The seven stages of grief may vary depending on the source, but they are generally considered to be, in order, shock, denial, bargaining, guilt, anger, depression, and finally acceptance. It is believed that many people going through grief, experience these stages in a similar order, though this is certainly not a requirement, nor is it always the case. These stages also correspond to the somewhat more commonly discussed five stages of grief as determined by Elisabeth Kubler-Ross, which are denial, anger, bargaining, depression, and acceptance.
The first two stages of the seven stages of grief are often taken together, shock and denial. These occur immediately after receiving the news, which may not always be the death of a loved one. Many people experience severe grief after the loss of a job, for example, or the end of relationship. This period typically does not last very long before the bargaining stage can occur. Many people will discover that they find themselves thinking of what could be done to go back in time and prevent the tragedy from occurring, or praying in request to bring the person back. This is a completely normal reaction, and is considered to be the third of the seven stages of grief.
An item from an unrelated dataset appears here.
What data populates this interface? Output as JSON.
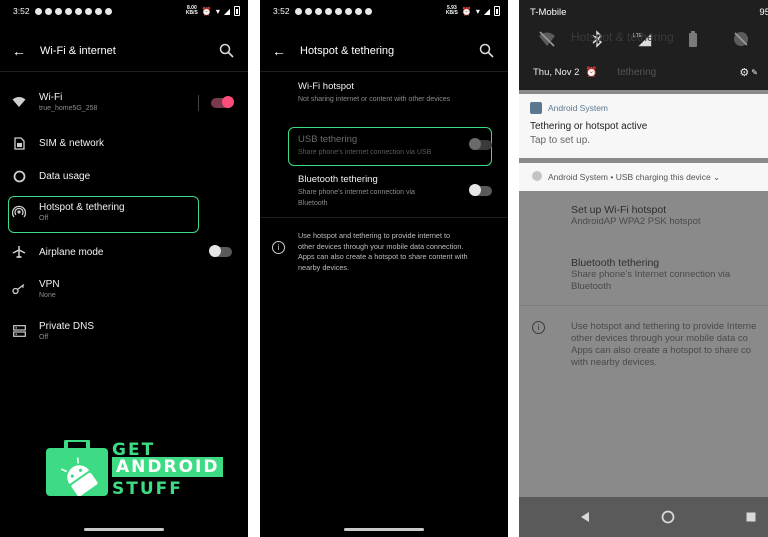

Often, guilt accompanies bargaining as one of the seven stages of grief. People will feel guilty that they did not do something to prevent it, even if there was nothing that they could have done. This can lead to anger, either at oneself for the feelings of guilt, at the event that led to the tragedy, or sometimes even anger at the person who is gone. Depression, the next of the stages, often appears throughout the entire grief process; many people experience it immediately, while others will find that it comes and goes during the grieving process.
Acceptance is the last of the seven stages of grief, in which one will finally begin to accept the truth of the matter and reach some level of understanding. This does not mean forgetting about the person who is gone, or never again feeling sadness, pain, or anger. The process of grieving can be a lifelong event, and many people move backward and forwards through the stages as they experience it; it is important to remember that there is no right or wrong way to grieve. Some people find that discussing things with friends, family, or even a therapist can help them to deal with their most painful emotions.